PHOTO
The Capital Market Academics of Nigeria (CMAN) has thrown its weight behind President Bola Ahmed Tinubu’s Executive Order mandating the direct remittance of oil and gas revenues to the Federation Account, describing the move as a historic correction of fiscal imbalances and a major boost for transparency, equity and capital market development.
In a statement signed by its President, Uche Uwaleke, the group commended the President for what it termed a “bold and courageous” reform that restores 60 per cent of profit oil and gas proceeds under Production Sharing Contracts (PSCs) to the Federation Account.

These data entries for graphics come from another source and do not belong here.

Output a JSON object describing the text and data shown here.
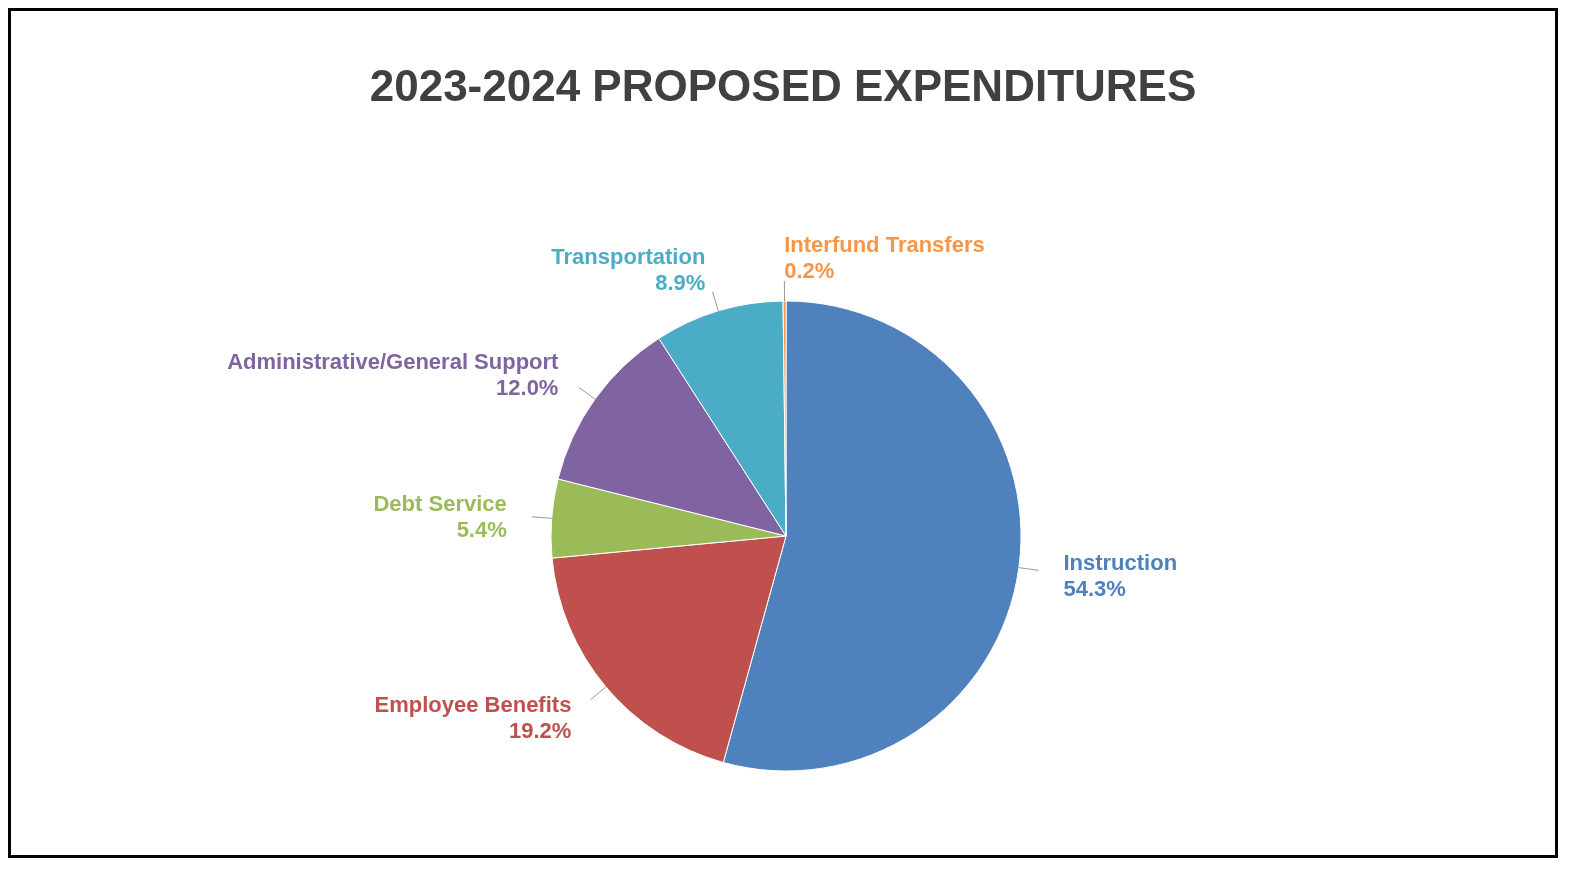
{
  "chart_data": {
    "type": "pie",
    "title": "2023-2024 PROPOSED EXPENDITURES",
    "categories": [
      "Instruction",
      "Employee Benefits",
      "Debt Service",
      "Administrative/General Support",
      "Transportation",
      "Interfund Transfers"
    ],
    "values": [
      54.3,
      19.2,
      5.4,
      12.0,
      8.9,
      0.2
    ],
    "value_labels": [
      "54.3%",
      "19.2%",
      "5.4%",
      "12.0%",
      "8.9%",
      "0.2%"
    ],
    "colors": [
      "#4f81bd",
      "#c0504d",
      "#9bbb59",
      "#8064a2",
      "#4bacc6",
      "#f79646"
    ],
    "legend": false
  }
}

According to CMAN, since the implementation of the Petroleum Industry Act in 2021, only 40 per cent of such proceeds had accrued to the Federation Account shared by the Federal, State and Local Governments, while the Nigerian National Petroleum Company Limited retained 60 per cent through a combination of management fees and the Frontier Exploration Fund.
The academics argued that the imbalance undermined the principle of collective ownership of Nigeria’s natural resources and constrained the fiscal capacity of subnational governments. By reversing the structure, they said, the Executive Order would significantly raise distributable revenues, enhance public service delivery and stimulate economic activity across the tiers of government.
The Executive Order, signed on February 13, 2026 and gazetted by the Presidency, eliminates the 30 per cent management fee previously retained by NNPC Limited on Profit Oil and Profit Gas under Production Sharing, Profit Sharing and Risk Service Contracts. It also ends the 30 per cent allocation of profit oil and gas to the Frontier Exploration Fund and mandates that Royalty Oil, Tax Oil, Profit Oil, Profit Gas and other government entitlements be paid directly into the Federation Account.
In addition, proceeds from gas flare penalties, previously paid into the Midstream and Downstream Gas Infrastructure Fund, will now be remitted to the Federation Account, while expenditures from the fund must comply strictly with public procurement laws.
The Presidency said the multiple deductions under the PIA framework had far exceeded global norms and effectively diverted more than two-thirds of potential oil and gas remittances, contributing to declining net revenue inflows.
President Tinubu anchored the order on Sections 5 and 44(3) of the Constitution, which vest ownership and control of mineral resources in the Government of the Federation. He also approved the establishment of an inter-ministerial implementation committee to oversee the reforms and signalled a broader review of the PIA to address structural and fiscal anomalies.
While applauding the reform, CMAN urged that similar corrective measures be extended to joint venture assets and called for the inclusion of the Chairman of the Revenue Mobilisation, Allocation and Fiscal Commission on the implementation committee to strengthen oversight further.
For fiscal authorities and market participants, the development signals a potential surge in Federation allocations amid heightened budgetary pressures, reinforcing expectations of improved liquidity across the public sector and positive spillovers for Nigeria’s capital market.